E se o engano é a chave para toda boa comédia, ‘O Picolino’ não faz por menos. A resolução para esse desarranjo de identidades é amarrado até quase o desfecho do filme e fica a cargo do mordomo Bates (Eric Blore), a personificação nesse enredo do criado bobo e trapalhão da nova comédia grega.

O romance é o elemento que acompanhará todo o ritmo e o desenrolar de toda a intriga presente no filme. À medida que as personagens vão se apaixonando, aumenta também a intensidade e a intimidade com que dançam, a primeira cena em que se detecta o flerte mútuo “Isn’t this a lovely day”, dá a impressão de que o diálogo falado e até mesmo a música se tornam secundários, para em determinado momento serem substituídos apenas pela coreografia, na qual os corpos da dupla Asteire e Rogers desenvolvem no espectador um sentimento de pura contemplação ao amor que transborda a cada passo e sapateado.

Todavia, ao se avaliar a obra como um todo, percebe-se que a coreografia não é a única responsável pelo encantamento. Junto às composições de Irving Berlin adquirem outro significado, se posicionam como um arranjo harmonioso e decisivo para a construção da narrativa, atingindo talvez seu ápice com a composição que, possivelmente, pode ser considerada a mais marcante de todo o musical: “Cheek to cheek”. A música, além de ter sido posteriormente interpretada por Ella Fitzgerald e Louis Armstrong, foi incorporada a outros filmes de destaque na história do cinema, tais como ‘À espera de um milagre’ e ‘A rosa Púrpura do Cairo’.


Por fim, é possível enquadrar “O Picolino”, na categoria de filmes em que não se toma uma parte pelo todo, onde não se elege como determinante a coreografia, ou o figurino, o cenário ou as canções isoladamente. Todos esses elementos se arquitetam e constroem um musical encantador, que realmente te atrai e te faz torcer para que dê tudo certo no final, porque, como bem diz Jerry Travers, “all is fair in love and war and this is a revolution”.

"Mamma Mia: um sonho produzido em músicas", por Marina Didier


Com a famosa música I Have a Dream, o filme musical Mamma Mia fecha as cortinas, ou melhor, passa os créditos finais da produção do projeto que foi às telonas em 2008. Originalmente uma peça musical de mesmo nome, a adaptação para os cinemas foi dirigida por Phyllida Lloyd e escrito por Benny Andersson e Björn Ulvaeus, os dois últimos vale destacar como grandes ícones da música pop da década de 70, ao lado é claro de  Anni-Frid "Frida" Lyngstad e Agnetha Fältskog, eles formavam o quarteto ABBA.

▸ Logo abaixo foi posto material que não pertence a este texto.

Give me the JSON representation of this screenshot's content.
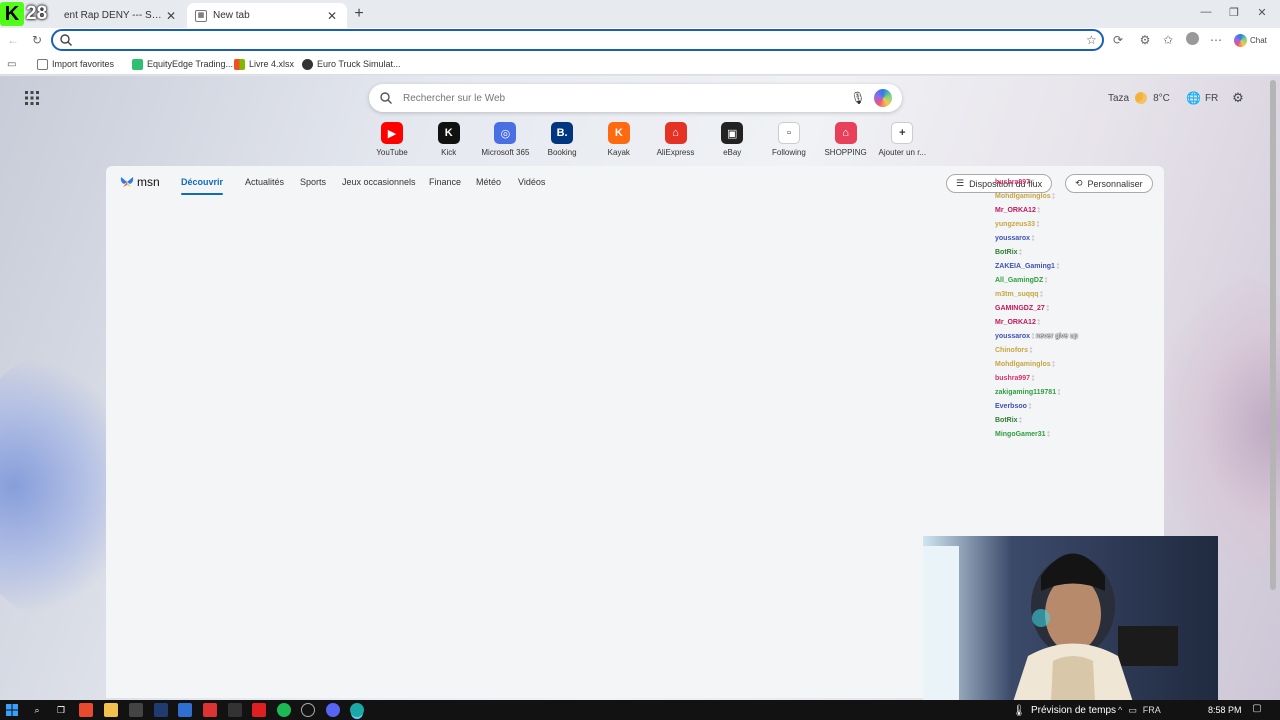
{
  "stream_overlay": {
    "viewer_badge": "28"
  },
  "browser": {
    "tabs": [
      {
        "title": "ent Rap DENY --- Streamers rea",
        "active": false
      },
      {
        "title": "New tab",
        "active": true
      }
    ],
    "address_value": "",
    "profile_label": "Chat",
    "favorites": [
      {
        "label": "Import favorites"
      },
      {
        "label": "EquityEdge Trading..."
      },
      {
        "label": "Livre 4.xlsx"
      },
      {
        "label": "Euro Truck Simulat..."
      }
    ]
  },
  "newtab": {
    "search_placeholder": "Rechercher sur le Web",
    "weather": {
      "city": "Taza",
      "temp": "8°C"
    },
    "language": "FR",
    "quick_links": [
      {
        "label": "YouTube",
        "icon": "youtube-icon",
        "glyph": "▶",
        "color": "#ff0000"
      },
      {
        "label": "Kick",
        "icon": "kick-icon",
        "glyph": "K",
        "color": "#111111"
      },
      {
        "label": "Microsoft 365",
        "icon": "microsoft-365-icon",
        "glyph": "◎",
        "color": "#4a6fe3"
      },
      {
        "label": "Booking",
        "icon": "booking-icon",
        "glyph": "B.",
        "color": "#003580"
      },
      {
        "label": "Kayak",
        "icon": "kayak-icon",
        "glyph": "K",
        "color": "#ff690f"
      },
      {
        "label": "AliExpress",
        "icon": "aliexpress-icon",
        "glyph": "⌂",
        "color": "#e43225"
      },
      {
        "label": "eBay",
        "icon": "ebay-icon",
        "glyph": "▣",
        "color": "#222222"
      },
      {
        "label": "Following",
        "icon": "following-icon",
        "glyph": "▫",
        "color": "#ffffff"
      },
      {
        "label": "SHOPPING",
        "icon": "shopping-icon",
        "glyph": "⌂",
        "color": "#e8405a"
      },
      {
        "label": "Ajouter un r...",
        "icon": "add-icon",
        "glyph": "+",
        "color": "#ffffff"
      }
    ]
  },
  "msn": {
    "logo": "msn",
    "tabs": [
      "Découvrir",
      "Actualités",
      "Sports",
      "Jeux occasionnels",
      "Finance",
      "Météo",
      "Vidéos"
    ],
    "layout_button": "Disposition du flux",
    "personalize_button": "Personnaliser"
  },
  "chat": [
    {
      "user": "bushra997",
      "color": "#d6336c",
      "text": ""
    },
    {
      "user": "Mohdlgaminglos",
      "color": "#c7a640",
      "text": ""
    },
    {
      "user": "Mr_ORKA12",
      "color": "#c2185b",
      "text": ""
    },
    {
      "user": "yungzeus33",
      "color": "#c7a640",
      "text": ""
    },
    {
      "user": "youssarox",
      "color": "#3f51b5",
      "text": ""
    },
    {
      "user": "BotRix",
      "color": "#2e7d32",
      "text": ""
    },
    {
      "user": "ZAKEIA_Gaming1",
      "color": "#3f51b5",
      "text": ""
    },
    {
      "user": "All_GamingDZ",
      "color": "#2e9e3e",
      "text": ""
    },
    {
      "user": "m3tm_suqqq",
      "color": "#c7a640",
      "text": ""
    },
    {
      "user": "GAMINGDZ_27",
      "color": "#c2185b",
      "text": ""
    },
    {
      "user": "Mr_ORKA12",
      "color": "#c2185b",
      "text": ""
    },
    {
      "user": "youssarox",
      "color": "#3f51b5",
      "text": "never give up"
    },
    {
      "user": "Chinofors",
      "color": "#c7a640",
      "text": ""
    },
    {
      "user": "Mohdlgaminglos",
      "color": "#c7a640",
      "text": ""
    },
    {
      "user": "bushra997",
      "color": "#d6336c",
      "text": ""
    },
    {
      "user": "zakigaming119781",
      "color": "#2e9e3e",
      "text": ""
    },
    {
      "user": "Everbsoo",
      "color": "#3f51b5",
      "text": ""
    },
    {
      "user": "BotRix",
      "color": "#2e7d32",
      "text": ""
    },
    {
      "user": "MingoGamer31",
      "color": "#2e9e3e",
      "text": ""
    }
  ],
  "taskbar": {
    "weather_label": "Prévision de temps",
    "language": "FRA",
    "time": "8:58 PM"
  }
}
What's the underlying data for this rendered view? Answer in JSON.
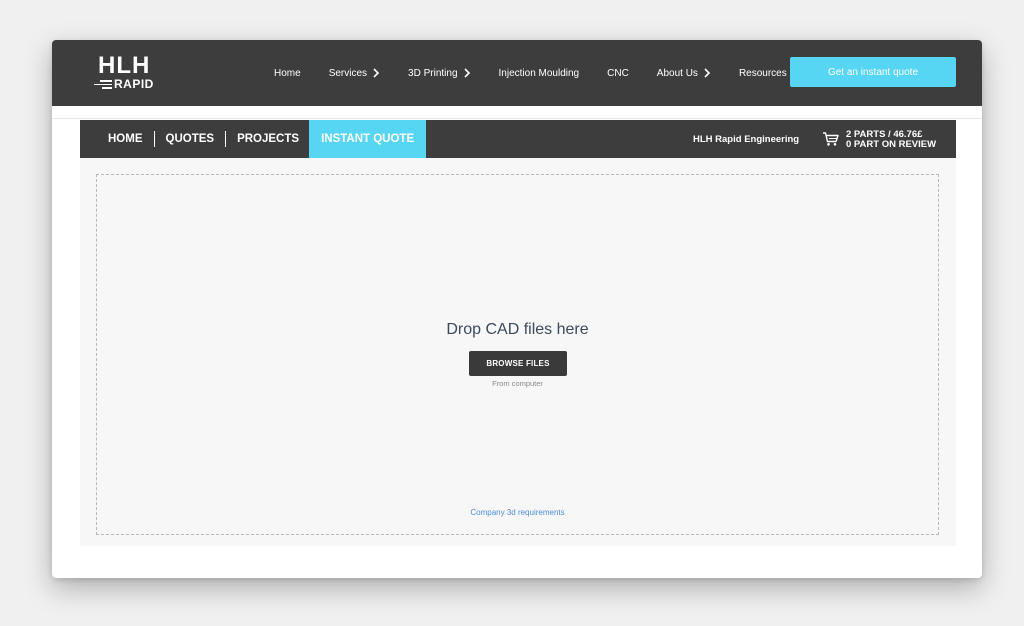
{
  "logo": {
    "line1": "HLH",
    "line2": "RAPID"
  },
  "nav": {
    "items": [
      {
        "label": "Home",
        "has_chevron": false
      },
      {
        "label": "Services",
        "has_chevron": true
      },
      {
        "label": "3D Printing",
        "has_chevron": true
      },
      {
        "label": "Injection Moulding",
        "has_chevron": false
      },
      {
        "label": "CNC",
        "has_chevron": false
      },
      {
        "label": "About Us",
        "has_chevron": true
      },
      {
        "label": "Resources",
        "has_chevron": true
      }
    ],
    "cta_label": "Get an instant quote"
  },
  "subnav": {
    "items": [
      "HOME",
      "QUOTES",
      "PROJECTS"
    ],
    "active": "INSTANT QUOTE",
    "company": "HLH Rapid Engineering",
    "cart_line1": "2 PARTS / 46.76£",
    "cart_line2": "0 PART ON REVIEW"
  },
  "dropzone": {
    "title": "Drop CAD files here",
    "browse_label": "BROWSE FILES",
    "from_label": "From computer",
    "requirements_link": "Company 3d requirements"
  },
  "colors": {
    "header_bg": "#3d3d3d",
    "accent": "#56d6f2",
    "link": "#4a90d9",
    "page_bg": "#f7f7f7"
  }
}
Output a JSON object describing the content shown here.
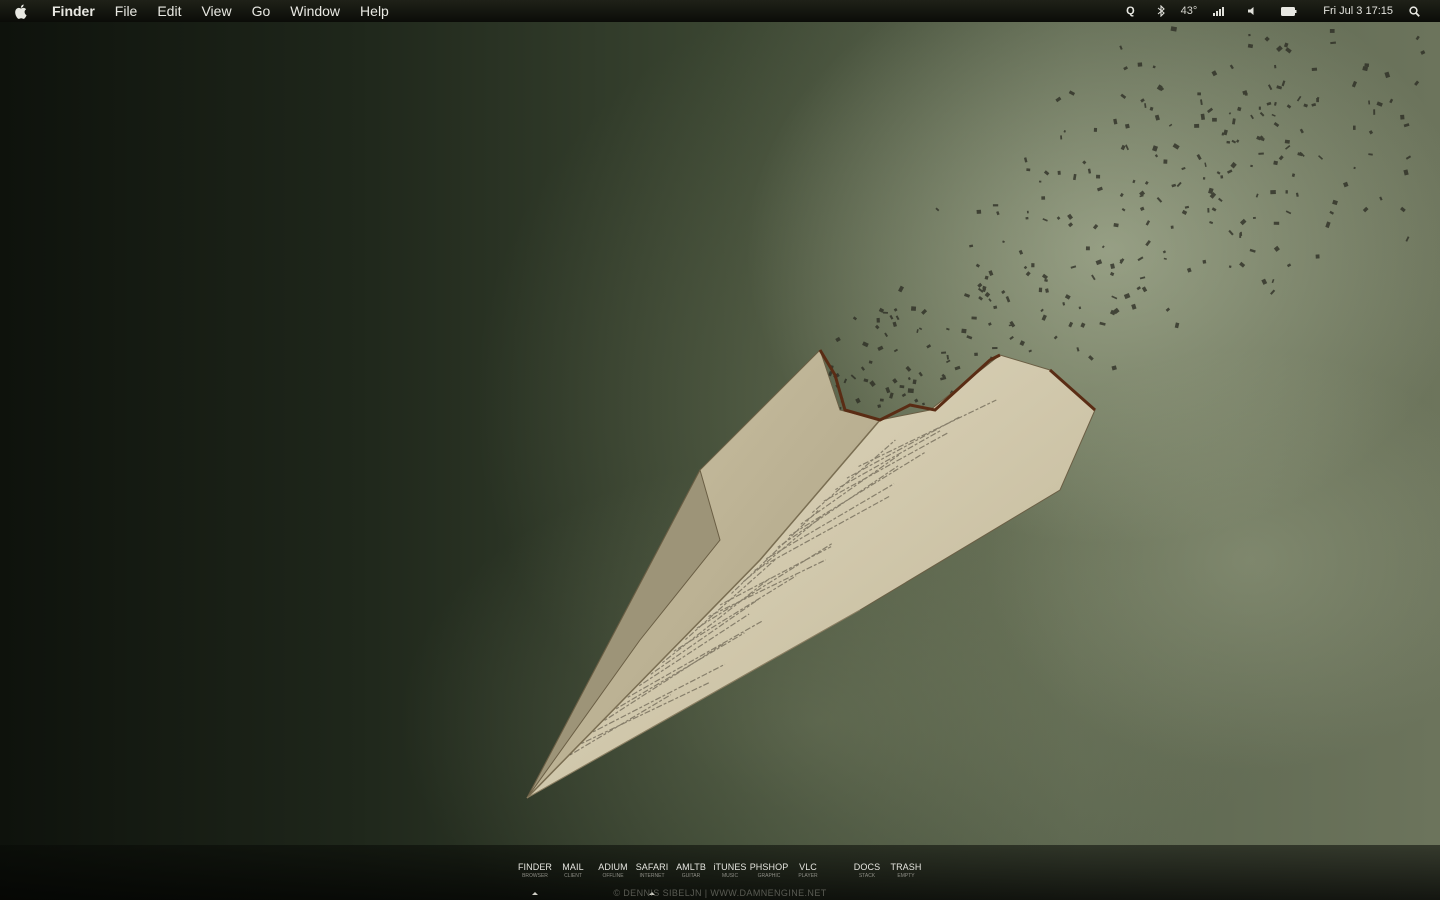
{
  "menubar": {
    "app_name": "Finder",
    "menus": [
      "File",
      "Edit",
      "View",
      "Go",
      "Window",
      "Help"
    ],
    "status": {
      "quicksilver": "Q",
      "temperature": "43°",
      "clock": "Fri Jul 3  17:15"
    }
  },
  "dock": {
    "items": [
      {
        "label": "FINDER",
        "sub": "BROWSER"
      },
      {
        "label": "MAIL",
        "sub": "CLIENT"
      },
      {
        "label": "ADIUM",
        "sub": "OFFLINE"
      },
      {
        "label": "SAFARI",
        "sub": "INTERNET"
      },
      {
        "label": "AMLTB",
        "sub": "GUITAR"
      },
      {
        "label": "iTUNES",
        "sub": "MUSIC"
      },
      {
        "label": "PHSHOP",
        "sub": "GRAPHIC"
      },
      {
        "label": "VLC",
        "sub": "PLAYER"
      },
      {
        "label": "DOCS",
        "sub": "STACK"
      },
      {
        "label": "TRASH",
        "sub": "EMPTY"
      }
    ]
  },
  "wallpaper": {
    "credit": "© DENNIS SIBELJN | WWW.DAMNENGINE.NET"
  },
  "colors": {
    "menubar": "#0b0c08",
    "sky_dark": "#0e120c",
    "sky_light": "#6c745c",
    "paper": "#d8cfb4"
  }
}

A peça na qual o filme foi baseado havia sido criada uma década antes por Catherine Johnson para figurar em conjunto com músicas do grupo ABBA aos moldes de uma opereta, ainda mais simples e mainstream. Interpretada nos palcos de West End, em Londres, e na Broadway, em New York. O sucesso de bilheteria foi tanto que a gravação para película era questão de tempo e planejamento. O enredo simples e as músicas com marcações de fácil memorização, características do pop e da disco music fizeram um enorme sucesso nos palcos, embora não sejam seguidores dos modelos tradicionais de musicais da década de 30 e 60. A produção faz uso de uma batida mais jovem agregada às músicas vibrantes e dançantes, como Voulez-Vous e Dancing Queen.

Cada cena apresentada ao longo do filme mostra claramente a marcação de “atos”, episódios acompanhados de letras que fazem o espectador acreditar que está presenciando um autêntico concerto musical. Isso porque as músicas em evidência se tornam quase ou mais importantes que o contexto em si. Foi um casamento construído para o sucesso nos palcos. Entretanto o estranhamento que o público teve ao assistir nas telas Maryl Streep, Pierce Brosnan, Julie Walters, Colin Firth, foi grande, pois a expectativa para as canções era maior do que para as atuações, que entre os citados é o dom genuíno. Com exceção de Amanda Seyfried, que interpretou belissimamente Sophie, filha de Donna (Maryl Streep), o elenco deixou a desejar nos momentos de soltar a voz.
             
 A história tem seu foco narrativo na dúvida de Sophie, que busca incansavelmente descobrir que é o seu pai biológico. Donna, mãe de Sophie, viveu durante a juventude três romances, com homens de personalidades bastante diferentes, quase que simultaneamente, com diferença de dias de um caso para o outro. Quando Sophie descobre o diário da mãe e lê sobre os três possíveis pais biológicos, ela decide convidá-los para a ilha onde vivem, na qual o seu casamento com Sky irá ser celebrado. Sophie sonha com o pai levando-a ao altar e por isso envia os convites para Bill Anderson, Harry Bright e Sam Carmichael.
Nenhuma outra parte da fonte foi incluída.